Example: Products and Categories (Many-to-Many) Consider products belonging to multiple categories. Instead of embedding all category details within each product, you can use references: Product Document:
{
_id: ObjectId("5df25d97d85242f436000001"),
title: "Extra Large Wheelbarrow",
description: "Heavy duty wheelbarrow...",
// ... other product fields
primary_category: ObjectId("6a5b1476238d3b4dd5000048"), // One-to-many reference
category_ids: [ // Many-to-many references
ObjectId("6a5b1476238d3b4dd5000048"), // Reference to "Gardening Tools"
ObjectId("6a5b1476238d3b4dd5000049") // Reference to "Lawn Care"
]
}
Category Document:
{
_id: ObjectId("6a5b1476238d3b4dd5000048"),
name: "Gardening Tools",
parent: ObjectId("6a5b1476238d3b4dd5000047"), // Reference to parent category
// Denormalized ancestors array can be added for faster queries on hierarchy
ancestors: ["Home", "Outdoors"]
}
One way to get a product and its categories is to query the products collection, then use the category_ids array to query the categories collection using $in. Category_ids and parent should be indexed for faster lookups.
Relationships Using DBRefs
Concept: Compared to manual _id linking, DBRefs are a more formal approach for representing document references. The collection name ($ref), the referenced document’s _id value ($id), and, if available, the database name ($db) are all included in a DBRef.
When to Apply:
- Heterogeneous references: DBRefs are best for heterogeneous references to documents from diverse collections. A user document may require to link to individual sets of addresses (home, office, mailing) like address_home, address_office, etc.

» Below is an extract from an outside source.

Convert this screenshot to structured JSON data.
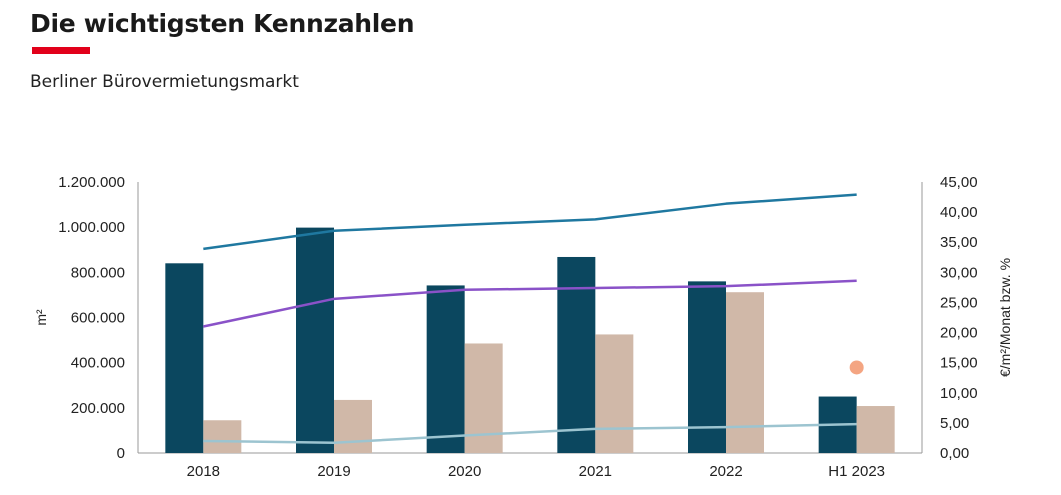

- Standardised linking: If your database interfaces with several frameworks or tools that understand DBRef, they give a consistent format for document links.

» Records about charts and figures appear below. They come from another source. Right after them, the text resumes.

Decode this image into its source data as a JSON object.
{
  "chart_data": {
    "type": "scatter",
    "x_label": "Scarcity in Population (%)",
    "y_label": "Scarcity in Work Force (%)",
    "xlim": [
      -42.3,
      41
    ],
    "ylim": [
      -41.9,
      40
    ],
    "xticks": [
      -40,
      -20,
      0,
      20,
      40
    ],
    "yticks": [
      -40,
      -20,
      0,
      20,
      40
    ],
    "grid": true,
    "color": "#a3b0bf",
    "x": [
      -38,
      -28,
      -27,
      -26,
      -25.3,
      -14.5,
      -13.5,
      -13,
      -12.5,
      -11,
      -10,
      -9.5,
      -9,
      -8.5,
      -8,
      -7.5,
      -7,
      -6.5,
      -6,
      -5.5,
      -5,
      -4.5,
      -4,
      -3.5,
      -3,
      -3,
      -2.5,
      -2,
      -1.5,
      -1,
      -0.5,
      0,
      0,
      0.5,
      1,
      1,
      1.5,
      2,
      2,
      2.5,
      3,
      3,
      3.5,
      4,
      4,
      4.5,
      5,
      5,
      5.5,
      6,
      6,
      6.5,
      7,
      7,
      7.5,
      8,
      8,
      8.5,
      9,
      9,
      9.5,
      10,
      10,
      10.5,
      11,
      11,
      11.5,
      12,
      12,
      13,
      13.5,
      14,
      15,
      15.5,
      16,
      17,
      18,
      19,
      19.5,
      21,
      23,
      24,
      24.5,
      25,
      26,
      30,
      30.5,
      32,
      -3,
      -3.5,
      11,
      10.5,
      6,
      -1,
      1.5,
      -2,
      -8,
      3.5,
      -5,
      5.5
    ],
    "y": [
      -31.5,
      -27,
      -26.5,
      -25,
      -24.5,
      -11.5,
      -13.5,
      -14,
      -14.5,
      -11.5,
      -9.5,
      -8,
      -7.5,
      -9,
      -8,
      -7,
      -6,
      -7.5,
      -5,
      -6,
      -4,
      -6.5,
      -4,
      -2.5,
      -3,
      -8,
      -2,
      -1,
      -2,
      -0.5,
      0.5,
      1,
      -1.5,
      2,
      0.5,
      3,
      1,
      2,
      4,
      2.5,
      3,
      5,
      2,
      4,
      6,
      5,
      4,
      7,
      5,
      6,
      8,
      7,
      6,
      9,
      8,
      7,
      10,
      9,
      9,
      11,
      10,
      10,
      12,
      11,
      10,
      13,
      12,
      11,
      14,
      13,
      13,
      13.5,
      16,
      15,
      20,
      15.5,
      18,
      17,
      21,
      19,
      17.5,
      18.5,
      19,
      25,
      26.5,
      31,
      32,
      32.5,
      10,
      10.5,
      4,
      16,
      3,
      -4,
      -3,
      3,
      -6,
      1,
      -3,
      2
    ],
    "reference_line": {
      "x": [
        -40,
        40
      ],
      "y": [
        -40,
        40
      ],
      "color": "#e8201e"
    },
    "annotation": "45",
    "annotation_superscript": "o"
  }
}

- For working with DBRefs, certain drivers provide auxiliary methods.
When Not to Use (Prefer Manual References)
- Compactness and simplicity: Manual _id references are easier to construct and more compact, making them lighter for developers to work with in the majority of situations when the referred collection is known and consistent.
- Performance: Drivers do not automatically resolve DBRefs into documents; similar to manual references, DBRefs still need client-side applications to send extra queries in order to dereference and get the relevant documents.

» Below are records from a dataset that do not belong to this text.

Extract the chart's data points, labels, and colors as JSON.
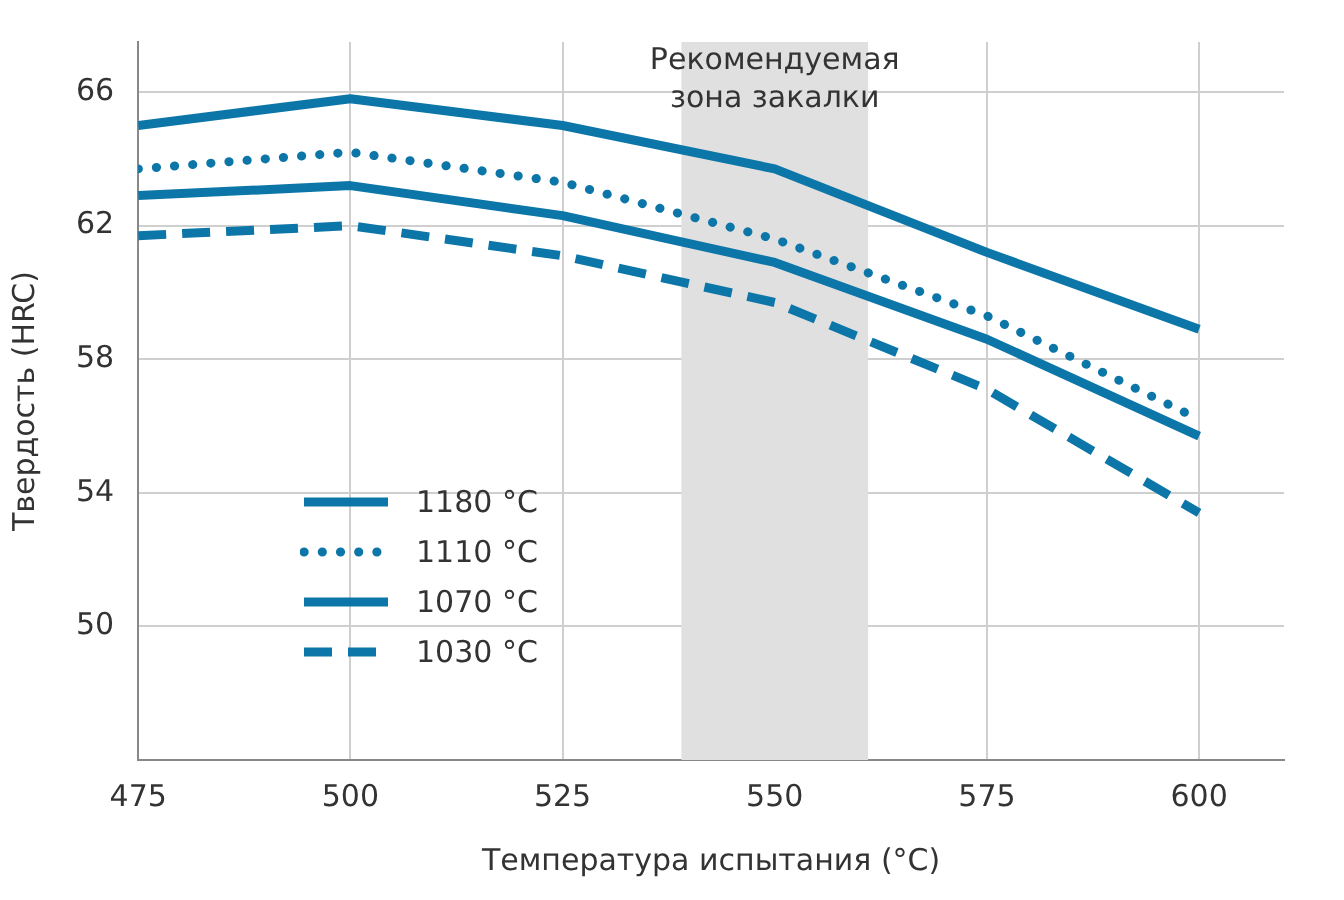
{
  "chart_data": {
    "type": "line",
    "xlabel": "Температура испытания (°C)",
    "ylabel": "Твердость (HRC)",
    "x": [
      475,
      500,
      525,
      550,
      575,
      600
    ],
    "series": [
      {
        "name": "1180 °C",
        "color": "#0d76a8",
        "values": [
          65.0,
          65.8,
          65.0,
          63.7,
          61.2,
          58.9
        ],
        "line_style": "solid"
      },
      {
        "name": "1110 °C",
        "color": "#0d76a8",
        "values": [
          63.7,
          64.2,
          63.3,
          61.6,
          59.3,
          56.2
        ],
        "line_style": "dotted"
      },
      {
        "name": "1070 °C",
        "color": "#0d76a8",
        "values": [
          62.9,
          63.2,
          62.3,
          60.9,
          58.6,
          55.7
        ],
        "line_style": "solid"
      },
      {
        "name": "1030 °C",
        "color": "#0d76a8",
        "values": [
          61.7,
          62.0,
          61.1,
          59.7,
          57.1,
          53.4
        ],
        "line_style": "dashed"
      }
    ],
    "xlim": [
      475,
      610
    ],
    "ylim": [
      46,
      67.5
    ],
    "xticks": [
      475,
      500,
      525,
      550,
      575,
      600
    ],
    "yticks": [
      50,
      54,
      58,
      62,
      66
    ],
    "bands": [
      {
        "axis": "x",
        "from": 539,
        "to": 561,
        "label": "Рекомендуемая зона закалки",
        "color": "#e0e0e0"
      }
    ],
    "grid": true,
    "legend": "bottom left",
    "marker": "none"
  }
}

Example: Heterogeneous References in a User Document
{
"_id": ObjectId("53402597d852426020000002"),
"name": "Tom Benzamin",
"contact": "987654321",
"dob": "01-01-1991",
"homeAddress": {
"$ref": "address_home",
"$id": ObjectId("52ffc4a5d85242602e000000"),
"$db": "user_data" // Optional: if address_home is in a different database
},
"officeAddress": {
"$ref": "address_office",
"$id": ObjectId("53000000d85242602e000000"),
"$db": "user_data"
}
}
The program queries address_home using the homeAddress DBRef’s $ref and $id variables to get the home address.
In conclusion, understanding your application’s data access patterns, relationship cardinality, and data volatility determines whether to embed, manual reference, or use DBRefs. If data is often co-accessed, embedding prioritises read efficiency and single-document atomicity. For larger, more erratic, or independently accessible related data, manual references work best, particularly in many-to-many situations. For complicated situations involving heterogeneous references from several collections, DBRefs is a specialised solution.